Somalië is overwegend Islamitisch, de meeste Somaliërs behoren bij de Sunni moslims.
| |
Een Cushitische taal
Het Somalisch behoort tot de Cushitische talen. Cushitische talen worden gesproken worden door ongeveer 16 miljoen mensen in Ethiopie, Eritrea, Djiboutie, Kenia en Soedan. De Cushitische talen vormen op hun beurt een onderdeel van de Afro-Aziatische talen. Tot de Afro-Aziatische tak behoren onder meer ook de Semitische talen, zoals Hebreeuws en Arabisch, het Egyptisch en de verschillende Berbertalen zoals Tarifit en Tamazight. Er zijn verschillende dialecten in het Somalisch, die onderling relatief goed verstaanbaar zijn. Alleen enkele in het Zuiden gesproken dialecten als het Digil/Raxanaweyn zijn heel anders dan het Centraal Somalisch dat de standaard aan het worden is. Het verschil tussen de zuidelijke dialecten en het Centraal Somalisch kan ongeveer vergeleken worden met het verschil tussen het Frans en het Italiaans. Maar veel sprekers van die dialecten beheersen ook in enige mate het standaard-Somalisch.

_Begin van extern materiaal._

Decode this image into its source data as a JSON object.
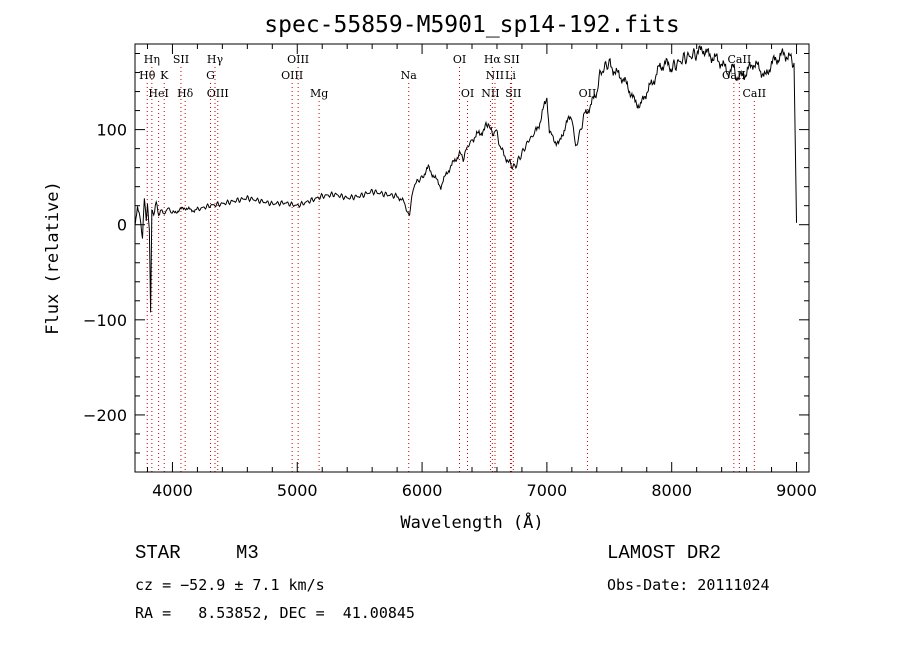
{
  "chart_data": {
    "type": "line",
    "title": "spec-55859-M5901_sp14-192.fits",
    "xlabel": "Wavelength (Å)",
    "ylabel": "Flux (relative)",
    "xlim": [
      3700,
      9100
    ],
    "ylim": [
      -260,
      190
    ],
    "x_ticks": [
      4000,
      5000,
      6000,
      7000,
      8000,
      9000
    ],
    "y_ticks": [
      -200,
      -100,
      0,
      100
    ],
    "grid": false,
    "series": [
      {
        "x": [
          3700,
          3720,
          3740,
          3760,
          3775,
          3790,
          3800,
          3815,
          3825,
          3835,
          3850,
          3870,
          3890,
          3910,
          3930,
          3960,
          4000,
          4050,
          4100,
          4150,
          4200,
          4300,
          4400,
          4500,
          4600,
          4700,
          4800,
          4900,
          5000,
          5100,
          5200,
          5300,
          5400,
          5500,
          5600,
          5700,
          5800,
          5850,
          5880,
          5900,
          5930,
          5960,
          6000,
          6050,
          6100,
          6150,
          6200,
          6250,
          6300,
          6330,
          6360,
          6400,
          6450,
          6500,
          6530,
          6560,
          6590,
          6620,
          6650,
          6700,
          6740,
          6780,
          6820,
          6860,
          6900,
          6950,
          7000,
          7020,
          7050,
          7100,
          7150,
          7200,
          7230,
          7270,
          7300,
          7350,
          7400,
          7430,
          7460,
          7500,
          7550,
          7600,
          7650,
          7700,
          7750,
          7800,
          7850,
          7900,
          7950,
          8000,
          8100,
          8200,
          8250,
          8300,
          8350,
          8400,
          8450,
          8500,
          8530,
          8550,
          8600,
          8650,
          8700,
          8750,
          8800,
          8850,
          8900,
          8950,
          8980,
          9000
        ],
        "y": [
          0,
          20,
          10,
          -15,
          30,
          5,
          20,
          -5,
          -90,
          15,
          10,
          25,
          8,
          15,
          10,
          18,
          12,
          15,
          18,
          15,
          16,
          20,
          22,
          25,
          28,
          25,
          22,
          23,
          20,
          25,
          30,
          32,
          28,
          30,
          35,
          32,
          30,
          25,
          15,
          10,
          40,
          45,
          50,
          60,
          50,
          40,
          55,
          65,
          75,
          70,
          80,
          90,
          95,
          100,
          108,
          95,
          100,
          85,
          75,
          65,
          60,
          70,
          80,
          90,
          95,
          110,
          135,
          100,
          90,
          85,
          105,
          115,
          80,
          100,
          115,
          125,
          140,
          160,
          165,
          170,
          160,
          155,
          145,
          130,
          125,
          140,
          150,
          165,
          170,
          165,
          175,
          180,
          185,
          178,
          175,
          170,
          160,
          165,
          150,
          155,
          160,
          170,
          165,
          155,
          170,
          175,
          180,
          175,
          170,
          2
        ]
      }
    ],
    "line_markers": [
      {
        "label": "Hη",
        "x": 3835,
        "row": 1
      },
      {
        "label": "Hθ",
        "x": 3798,
        "row": 2
      },
      {
        "label": "HeI",
        "x": 3889,
        "row": 3
      },
      {
        "label": "SII",
        "x": 4068,
        "row": 1
      },
      {
        "label": "K",
        "x": 3934,
        "row": 2
      },
      {
        "label": "Hδ",
        "x": 4102,
        "row": 3
      },
      {
        "label": "Hγ",
        "x": 4341,
        "row": 1
      },
      {
        "label": "G",
        "x": 4305,
        "row": 2
      },
      {
        "label": "OIII",
        "x": 4363,
        "row": 3
      },
      {
        "label": "OIII",
        "x": 5007,
        "row": 1
      },
      {
        "label": "OIII",
        "x": 4959,
        "row": 2
      },
      {
        "label": "Mg",
        "x": 5175,
        "row": 3
      },
      {
        "label": "Na",
        "x": 5893,
        "row": 2
      },
      {
        "label": "OI",
        "x": 6300,
        "row": 1
      },
      {
        "label": "OI",
        "x": 6364,
        "row": 3
      },
      {
        "label": "Hα",
        "x": 6563,
        "row": 1
      },
      {
        "label": "SII",
        "x": 6717,
        "row": 1
      },
      {
        "label": "NII",
        "x": 6584,
        "row": 2
      },
      {
        "label": "Li",
        "x": 6708,
        "row": 2
      },
      {
        "label": "NII",
        "x": 6548,
        "row": 3
      },
      {
        "label": "SII",
        "x": 6731,
        "row": 3
      },
      {
        "label": "OII",
        "x": 7325,
        "row": 3
      },
      {
        "label": "CaII",
        "x": 8542,
        "row": 1
      },
      {
        "label": "CaII",
        "x": 8498,
        "row": 2
      },
      {
        "label": "CaII",
        "x": 8662,
        "row": 3
      }
    ]
  },
  "info": {
    "object_class": "STAR",
    "subclass": "M3",
    "redshift_text": "cz = −52.9 ± 7.1 km/s",
    "coords_text": "RA =   8.53852, DEC =  41.00845",
    "survey": "LAMOST DR2",
    "obs_date": "Obs-Date: 20111024"
  }
}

Het Somalisch heeft geen verwantschap met het Arabisch, alhoewel er veel Arabische leenwoorden in het Somalisch voorkomen, vooral op het gebied van handel en religie.
| |
Het klanksysteem
Het Somalisch kent 33 klanken (fonemen). De meeste medeklinkers van het Nederlands komen ook in het Somalisch voor, met uitzondering van de /p/, /v/ en /z/. Daarnaast zijn er verschillende medeklinkers die in het Nederlands niet voorkomen. Het Somalisch heeft vijf klinkers a (zoals in want), i (in), e (hee, maar iets korter), u (koe) en o (boot) die zowel kort als lang kunnen worden uitgesproken. Lange klinkers worden ongeveer twee keer zo lang uitgesproken als korte klinkers en worden in het schrift verdubbeld (aa, ii, ee, oo, uu). Daarnaast is er nog de tweeklank ay (zoals in het Engelse high). Er komen ook toonverschillen voor in het Somalisch, die vooral een grammaticale functie hebben.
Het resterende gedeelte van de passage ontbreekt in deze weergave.